The message behind his song, “La Vie Ne M’Apprend Rien,” will stay with you long after you’ve heard it. For any learner who wants to know just what life is all about, Daniel Balavoine will tell you in this song.
4. “Ma Liberté de Penser” by Florent Pagny
If you don’t like Daniel Balavoine telling you what to think, you just might be fond of Florent Pagny. The French rocker is known for his emotional ballads and extremely poetic music.
However, “Ma Liberté de Penser” is a much more sarcastic and biting song by the French troublemaker. In fact, the story behind the song is that Pagny got into a lot of trouble with the French tax department and had the majority of his assets seized. Pagny responded by comparing the French taxman to the devil, telling him to take everything he wants and leave the singer with his freedom to think.
French music doesn’t always have to be about love or philosophical musings, Florent Pagny proves that it can also be a way to make fun of the government.
5. “Aussi Libre Que Moi” by Calogero
If you’re a pop-rock fan, you might just fall in love with Calogero. The music is upbeat and the lyrics are both seductive and fun, at the same time. Don’t be worried if you can’t hit the same high notes as Calogero, the singer’s frail voice is his trademark.
The song will help you with pesky French pronunciation when speaking quickly, like when the singer croons “comme je crois” (as I believe) as only a Frenchman can. The song will definitely get you pumped up enough to continue learning French when you’re feeling unmotivated.
6. “Écris l’histoire” by Grégory Lemarchal
Much more pop than Calogero, you can almost imagine the fans rushing the stage when Grégory Lemarchal began singing.
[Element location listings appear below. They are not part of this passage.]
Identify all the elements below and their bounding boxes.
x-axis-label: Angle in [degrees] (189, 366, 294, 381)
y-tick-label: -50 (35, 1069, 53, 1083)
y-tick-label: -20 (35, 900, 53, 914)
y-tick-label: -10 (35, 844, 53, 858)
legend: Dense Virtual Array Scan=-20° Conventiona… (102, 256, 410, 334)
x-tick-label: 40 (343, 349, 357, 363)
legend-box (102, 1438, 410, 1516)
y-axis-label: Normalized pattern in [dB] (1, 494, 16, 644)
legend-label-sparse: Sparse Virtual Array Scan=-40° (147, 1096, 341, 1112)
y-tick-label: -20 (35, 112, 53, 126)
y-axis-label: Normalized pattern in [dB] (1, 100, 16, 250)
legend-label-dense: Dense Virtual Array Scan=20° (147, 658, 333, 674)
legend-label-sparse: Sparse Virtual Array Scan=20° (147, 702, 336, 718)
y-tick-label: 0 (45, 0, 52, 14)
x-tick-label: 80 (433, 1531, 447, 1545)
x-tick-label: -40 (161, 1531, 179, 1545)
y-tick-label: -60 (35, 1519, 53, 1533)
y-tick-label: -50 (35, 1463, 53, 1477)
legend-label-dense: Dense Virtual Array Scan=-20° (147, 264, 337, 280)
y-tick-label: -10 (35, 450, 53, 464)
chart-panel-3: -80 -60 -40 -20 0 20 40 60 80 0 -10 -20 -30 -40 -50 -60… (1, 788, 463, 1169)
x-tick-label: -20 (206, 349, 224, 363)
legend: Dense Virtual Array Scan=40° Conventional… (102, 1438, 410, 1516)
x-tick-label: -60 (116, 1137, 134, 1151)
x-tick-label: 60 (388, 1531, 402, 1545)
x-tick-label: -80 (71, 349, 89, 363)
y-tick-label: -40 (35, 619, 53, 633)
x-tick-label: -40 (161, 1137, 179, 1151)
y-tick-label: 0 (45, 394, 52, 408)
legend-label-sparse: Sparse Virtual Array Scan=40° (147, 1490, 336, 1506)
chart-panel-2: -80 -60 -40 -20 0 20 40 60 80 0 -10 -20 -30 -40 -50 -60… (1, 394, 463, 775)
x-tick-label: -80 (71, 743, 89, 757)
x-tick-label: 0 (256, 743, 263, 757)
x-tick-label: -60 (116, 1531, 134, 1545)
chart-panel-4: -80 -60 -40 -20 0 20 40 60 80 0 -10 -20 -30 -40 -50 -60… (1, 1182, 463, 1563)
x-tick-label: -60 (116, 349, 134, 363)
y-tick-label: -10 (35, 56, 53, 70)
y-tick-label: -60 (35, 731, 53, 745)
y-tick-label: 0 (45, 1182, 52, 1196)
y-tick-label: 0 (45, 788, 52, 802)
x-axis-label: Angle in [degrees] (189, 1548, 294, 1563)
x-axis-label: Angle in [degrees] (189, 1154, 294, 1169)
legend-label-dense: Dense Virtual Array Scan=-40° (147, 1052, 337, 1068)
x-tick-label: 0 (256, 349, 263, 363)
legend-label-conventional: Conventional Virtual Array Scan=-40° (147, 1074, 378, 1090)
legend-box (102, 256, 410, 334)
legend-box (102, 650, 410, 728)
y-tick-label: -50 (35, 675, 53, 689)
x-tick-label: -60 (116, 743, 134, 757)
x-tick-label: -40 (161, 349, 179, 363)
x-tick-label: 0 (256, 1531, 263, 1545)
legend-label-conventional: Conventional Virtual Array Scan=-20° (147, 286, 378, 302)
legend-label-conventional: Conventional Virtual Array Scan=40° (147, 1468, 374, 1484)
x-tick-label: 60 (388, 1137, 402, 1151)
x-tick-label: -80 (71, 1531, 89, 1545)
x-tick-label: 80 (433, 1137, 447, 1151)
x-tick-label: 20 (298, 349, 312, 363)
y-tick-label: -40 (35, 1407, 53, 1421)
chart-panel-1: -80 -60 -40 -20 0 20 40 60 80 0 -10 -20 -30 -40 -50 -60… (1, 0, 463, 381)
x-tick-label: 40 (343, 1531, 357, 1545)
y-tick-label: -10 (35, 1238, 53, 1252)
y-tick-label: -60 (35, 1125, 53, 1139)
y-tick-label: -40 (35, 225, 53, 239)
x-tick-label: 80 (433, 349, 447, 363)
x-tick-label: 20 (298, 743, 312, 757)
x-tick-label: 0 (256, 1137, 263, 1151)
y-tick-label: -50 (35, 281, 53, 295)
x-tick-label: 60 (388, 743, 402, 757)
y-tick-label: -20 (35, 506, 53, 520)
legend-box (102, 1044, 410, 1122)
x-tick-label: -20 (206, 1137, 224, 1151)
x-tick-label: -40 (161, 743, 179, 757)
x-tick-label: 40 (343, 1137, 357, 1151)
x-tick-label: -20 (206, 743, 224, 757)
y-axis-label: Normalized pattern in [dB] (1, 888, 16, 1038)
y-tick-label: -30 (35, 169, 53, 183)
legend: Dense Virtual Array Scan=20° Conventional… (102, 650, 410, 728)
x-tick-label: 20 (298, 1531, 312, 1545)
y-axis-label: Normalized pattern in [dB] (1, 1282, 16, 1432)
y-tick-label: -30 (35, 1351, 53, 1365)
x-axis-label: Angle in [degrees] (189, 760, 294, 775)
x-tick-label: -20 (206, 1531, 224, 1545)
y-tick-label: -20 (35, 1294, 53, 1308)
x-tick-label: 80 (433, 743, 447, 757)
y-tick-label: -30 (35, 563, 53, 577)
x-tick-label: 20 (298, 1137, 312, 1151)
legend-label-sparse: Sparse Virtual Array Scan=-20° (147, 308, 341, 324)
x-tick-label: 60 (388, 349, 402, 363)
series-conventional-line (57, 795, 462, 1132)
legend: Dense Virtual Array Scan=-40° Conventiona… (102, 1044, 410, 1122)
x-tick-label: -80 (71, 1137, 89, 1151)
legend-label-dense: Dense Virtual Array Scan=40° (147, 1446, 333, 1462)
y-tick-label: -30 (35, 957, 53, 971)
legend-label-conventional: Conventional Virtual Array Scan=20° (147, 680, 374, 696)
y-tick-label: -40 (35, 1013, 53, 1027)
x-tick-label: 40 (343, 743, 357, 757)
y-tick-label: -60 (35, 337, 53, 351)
The young singer had to overcome many obstacles to even start singing. Lemarchal was diagnosed with cystic fibrosis as an infant, and the illness would go on to affect his lungs and other vital organs.
The young singer overcame his illness to bring his talent to the stage and sing songs like “Écris l’histoire.” Sadly, the young Grégory passed away in 2007 due to complications caused by his cystic fibrosis. Fortunately, his memory lives on in all his fans who rightly feel like he left them too soon.
Now that you have your French learner’s starter playlist, you can keep finding and adding songs of your own!
You might like other songs by the above artists, or you could branch off and dance to the beat of your own French musician.
In any case, playing French songs will enrich your learning experience and offer you a chance to still experience the language without being surrounded by French speakers.
Remember, you can always translate the lyrics and you don’t need to memorize every word you hear the first time you hear it.
Like with any song, if you like it you’ll remember it after a few plays.